Do you think these Uber for trucking services will succeed? Why or why not? Let us know your thoughts at the Feedback button below (email) or in the Feedback section. Anonymity will be provided upon request.

Recent Feedback

I believe there is a large opportunity for companies such as Convoy, who are revolutionizing the trucking services industry. The current brokerage system running on phone calls is outdated and unsatisfactory, especially for younger professionals who expect the immediate convenience of services like Uber. The introduction of Uber-like technology will lead to increased efficiency in supply chains (by working towards full truck loads, rather than many less than load shipments). This saves money on many fronts and reduces the impact of shipping on the environment.

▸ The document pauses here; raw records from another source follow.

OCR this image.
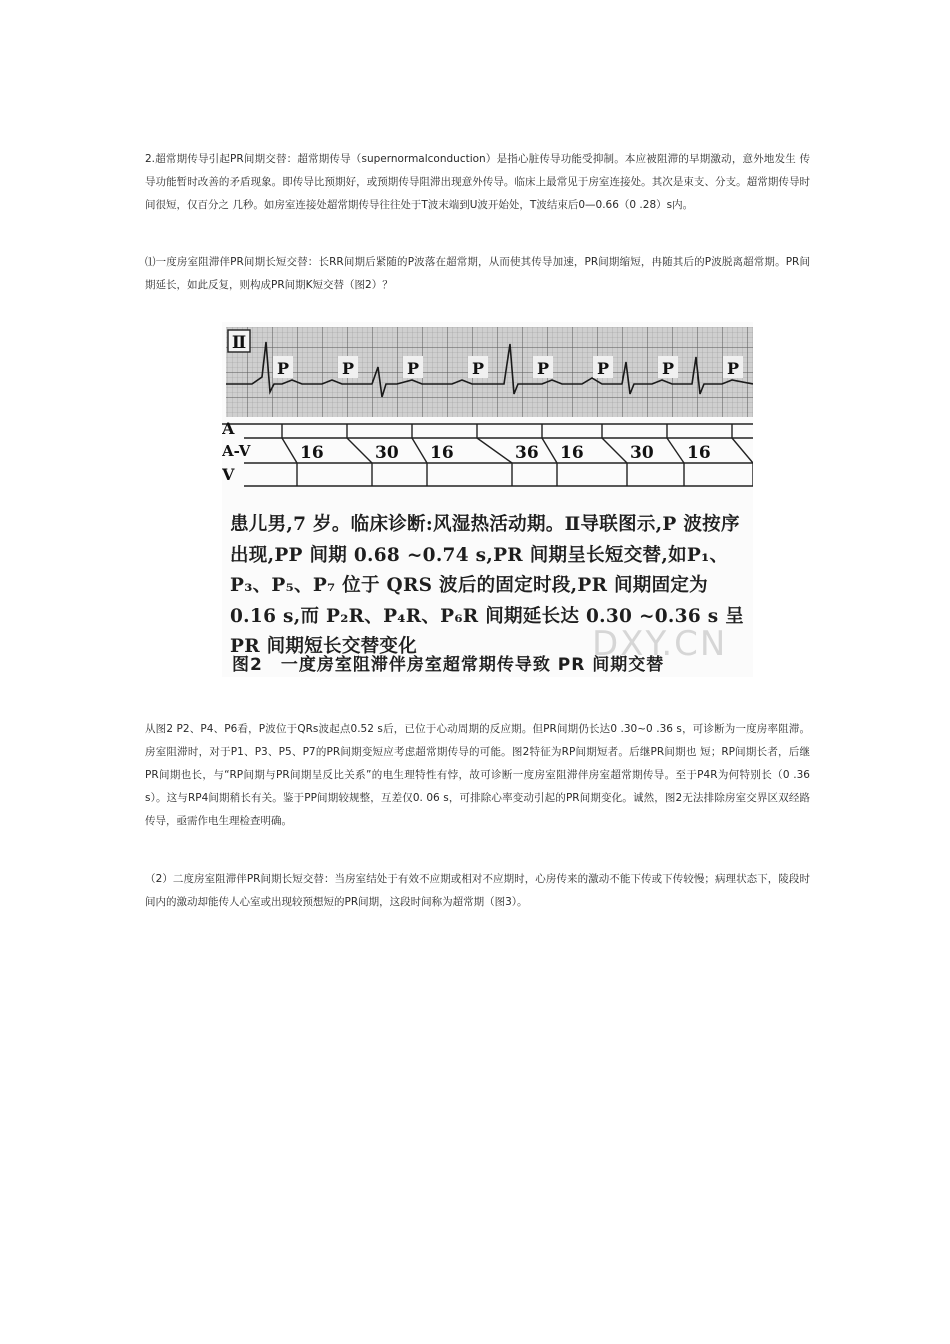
2.超常期传导引起PR间期交替：超常期传导（supernormalconduction）是指心脏传导功能受抑制。本应被阻滞的早期激动，意外地发生 传导功能暂时改善的矛盾现象。即传导比预期好，或预期传导阻滞出现意外传导。临床上最常见于房室连接处。其次是束支、分支。超常期传导时间很短，仅百分之 几秒。如房室连接处超常期传导往往处于T波末端到U波开始处，T波结束后0—0.66（0 .28）s内。

⑴一度房室阻滞伴PR间期长短交替：长RR间期后紧随的P波落在超常期，从而使其传导加速，PR间期缩短，冉随其后的P波脱离超常期。PR间期延长，如此反复，则构成PR间期K短交替（图2）？

Ⅱ
P	P	P	P	P	P	P	P
16	30 16	36 16	30 16
A
A-V
V
患儿男,7 岁。临床诊断:风湿热活动期。Ⅱ导联图示,P 波按序出现,PP 间期 0.68 ~0.74 s,PR 间期呈长短交替,如P₁、P₃、P₅、P₇ 位于 QRS 波后的固定时段,PR 间期固定为 0.16 s,而 P₂R、P₄R、P₆R 间期延长达 0.30 ~0.36 s 呈 PR 间期短长交替变化	DXY.CN
图2　一度房室阻滞伴房室超常期传导致 PR 间期交替

从图2 P2、P4、P6看，P波位于QRs波起点0.52 s后，已位于心动周期的反应期。但PR间期仍长达0 .30~0 .36 s，可诊断为一度房率阻滞。房室阻滞时，对于P1、P3、P5、P7的PR间期变短应考虑超常期传导的可能。图2特征为RP间期短者。后继PR间期也 短；RP间期长者，后继PR间期也长，与“RP间期与PR间期呈反比关系”的电生理特性有悖，故可诊断一度房室阻滞伴房室超常期传导。至于P4R为何特别长（0 .36 s）。这与RP4间期稍长有关。鉴于PP间期较规整，互差仅0. 06 s，可排除心率变动引起的PR间期变化。诚然，图2无法排除房室交界区双经路传导，亟需作电生理检查明确。

（2）二度房室阻滞伴PR间期长短交替：当房室结处于有效不应期或相对不应期时，心房传来的激动不能下传或下传较慢；病理状态下，陵段时间内的激动却能传人心室或出现较预想短的PR间期，这段时间称为超常期（图3）。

If companies such as Convoy can truly prove time and cost savings to their clients, then they will be on the road to success in no time. This is the way of the trucking future, especially for small companies who cannot afford to create their own distribution networks.


Regan Lewis
Nov, 08 2015

This sounds like a good idea in theory. An uber truck is very convenient for both the trucker and the company. It could also possibly be cheaper for the company along with having a quick delivery time if there is a trucker near by. However, I think there are a lot of variables that play into this that a company might not trust this system. As a company, if a trucker is transporting all of my products, I would want a personal relationship with them as opposed to a random person picking up all of my stuff. I have learned in my Procurement class the importance of building relationships in order to build reliability from your supplier. There is also the question of what happens if all of your products you want to send don't fit in the first truck. The company may have to order more trucks that pay by the mile as opposed to just one designated truck that only carriers the company's products. Overall, this could be a good idea, but is also very risky. 

Tara Comstock
Procurement Student
University of Texas
Nov, 09 2015

A so-called "Uber" for trucks seems like a good idea, and there are clear benefits. However, Convoy could easily
face the same problems that plague Uber, most prominently, employees that have not been thoroughly background
checked. One stolen shipment using Convoy could torpedo the company, and if shipments are routinely mishandled
or damaged, usage of Convoy will certainly plummet. Trusted suppliers of trucking services can be crucial to
companies which produce a large volume of commodities, so it would likely be impossible to develop any specific
suppliers using Convoy as your main source. It is very unlikely that supplier relationships could be built using this service.
However, if the current brokerage system is as technologically deficient as this article asserts, then Convoy could
have a positive effect on the trucking business as a whole. Convoy will force these brokers to improve their
process, and, if they can keep their current levels of service high, then their business as a whole should improve.